Bieksa returned for the first game in the month of March, a 5–2 win over the Los Angeles Kings. During the game, he re-aggravated the injury and was listed as day-to-day. With Bieksa and Kesler out, Vancouver slumped dropping three straight games going 0–1–2. Entering their March 10 game against the Minnesota Wild, the lead for the Northwest Division was at stake. A regulation win for the Wild would give them the lead based on tie breakers. Vancouver lost the game 4–2 and dropped to sixth place in the Western Conference. The Canucks reclaimed the division lead two days later with a win over the Columbus Blue Jackets. In the March 16 game against Detroit, Alexandre Burrows set a franchise record when he scored six seconds into the game, making it the fastest goal to start a game in team history. Vancouver failed to capitalize on the early lead, losing the game 5–2 and falling back into a tie with the Wild. The Canucks re-matched the Wild two days later with a chance to take sole possession of the division lead. Vancouver took the lead in the second scoring on the power play. The goal marked the first power play tally in 11 games, ending a 0–36 slump, the worst in franchise history. Much like the Detroit game, the Canucks failed to take advantage of the early lead and lost the game 3–1 and fell to seventh in the Conference.

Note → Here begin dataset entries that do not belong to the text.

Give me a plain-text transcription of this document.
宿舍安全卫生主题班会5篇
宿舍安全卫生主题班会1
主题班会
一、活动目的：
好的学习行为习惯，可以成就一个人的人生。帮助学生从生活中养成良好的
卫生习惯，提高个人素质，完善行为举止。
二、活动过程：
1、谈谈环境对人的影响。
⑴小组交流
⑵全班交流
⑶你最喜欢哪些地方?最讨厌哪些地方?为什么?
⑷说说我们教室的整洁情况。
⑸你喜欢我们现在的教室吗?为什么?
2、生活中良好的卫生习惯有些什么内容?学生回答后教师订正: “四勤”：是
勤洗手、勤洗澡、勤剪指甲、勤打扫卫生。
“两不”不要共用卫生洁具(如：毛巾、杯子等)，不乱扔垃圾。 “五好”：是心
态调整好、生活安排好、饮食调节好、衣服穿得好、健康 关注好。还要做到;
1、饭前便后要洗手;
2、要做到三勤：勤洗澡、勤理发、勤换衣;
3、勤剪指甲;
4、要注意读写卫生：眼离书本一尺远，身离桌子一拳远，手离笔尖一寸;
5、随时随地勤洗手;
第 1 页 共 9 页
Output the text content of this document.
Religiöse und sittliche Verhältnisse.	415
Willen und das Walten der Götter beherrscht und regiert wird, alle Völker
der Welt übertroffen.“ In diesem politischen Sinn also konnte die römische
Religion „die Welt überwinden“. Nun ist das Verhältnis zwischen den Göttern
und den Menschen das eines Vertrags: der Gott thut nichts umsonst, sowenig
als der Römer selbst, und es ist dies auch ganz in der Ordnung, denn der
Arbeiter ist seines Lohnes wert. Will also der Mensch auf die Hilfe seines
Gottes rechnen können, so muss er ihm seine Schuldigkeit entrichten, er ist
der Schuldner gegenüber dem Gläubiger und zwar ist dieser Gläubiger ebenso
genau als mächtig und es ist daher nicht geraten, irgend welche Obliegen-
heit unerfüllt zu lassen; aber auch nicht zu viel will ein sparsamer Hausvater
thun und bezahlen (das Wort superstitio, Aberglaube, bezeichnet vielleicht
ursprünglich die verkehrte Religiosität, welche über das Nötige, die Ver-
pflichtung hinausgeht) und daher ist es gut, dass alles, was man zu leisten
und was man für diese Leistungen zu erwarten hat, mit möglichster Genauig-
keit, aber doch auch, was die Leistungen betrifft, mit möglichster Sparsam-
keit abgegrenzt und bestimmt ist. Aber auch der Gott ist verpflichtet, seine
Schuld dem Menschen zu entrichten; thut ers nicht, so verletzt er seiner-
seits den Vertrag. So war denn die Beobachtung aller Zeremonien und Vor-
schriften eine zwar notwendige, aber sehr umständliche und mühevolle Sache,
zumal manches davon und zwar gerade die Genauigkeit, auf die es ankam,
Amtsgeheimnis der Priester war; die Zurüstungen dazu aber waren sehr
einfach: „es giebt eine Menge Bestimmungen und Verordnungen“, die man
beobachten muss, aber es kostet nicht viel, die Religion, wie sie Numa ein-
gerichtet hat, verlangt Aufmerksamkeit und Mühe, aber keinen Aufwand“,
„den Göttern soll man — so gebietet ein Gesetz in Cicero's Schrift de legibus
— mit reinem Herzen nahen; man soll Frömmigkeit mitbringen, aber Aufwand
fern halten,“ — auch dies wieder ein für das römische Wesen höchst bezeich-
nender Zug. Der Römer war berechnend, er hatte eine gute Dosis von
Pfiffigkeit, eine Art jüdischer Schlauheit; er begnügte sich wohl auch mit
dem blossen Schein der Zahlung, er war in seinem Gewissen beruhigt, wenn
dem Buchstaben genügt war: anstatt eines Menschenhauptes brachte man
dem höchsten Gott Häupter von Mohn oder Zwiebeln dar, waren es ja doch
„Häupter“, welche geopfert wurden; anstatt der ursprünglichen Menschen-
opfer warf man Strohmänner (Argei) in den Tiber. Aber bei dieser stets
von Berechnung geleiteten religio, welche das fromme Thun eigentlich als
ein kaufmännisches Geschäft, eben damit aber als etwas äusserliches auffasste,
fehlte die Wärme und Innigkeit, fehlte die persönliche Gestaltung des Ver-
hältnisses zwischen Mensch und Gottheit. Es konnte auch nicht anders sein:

Schneider started Vancouver's next game and earned the win against the St. Louis Blues. The win marked the beginning of a six-game winning streak with Schneider as the starting goaltender each game. He allowed a total of six goals during the steak and posted two shutouts. The wins put the Canucks back into first in the Northwest. In the second game of their winning streak, defenceman Alexander Edler collided with Phoenix Coyotes' goaltender Mike Smith and was given a five-minute major for charging. The following day, Edler was given a two-game suspension for his actions. Also during the Canucks' winning streak, they began to have injury problems. Booth suffered a leg injury that required surgery which ended his season. In 12 games played, Booth scored only a single goal into an empty net. Winger Dale Weise injured a shoulder. Kassian suffered a back injury, and Steve Pinizzotto missed games due to an illness. With the forward corps depleted, defenceman Keith Ballard was moved to forward. He continued to play upfront until he suffered a broken foot.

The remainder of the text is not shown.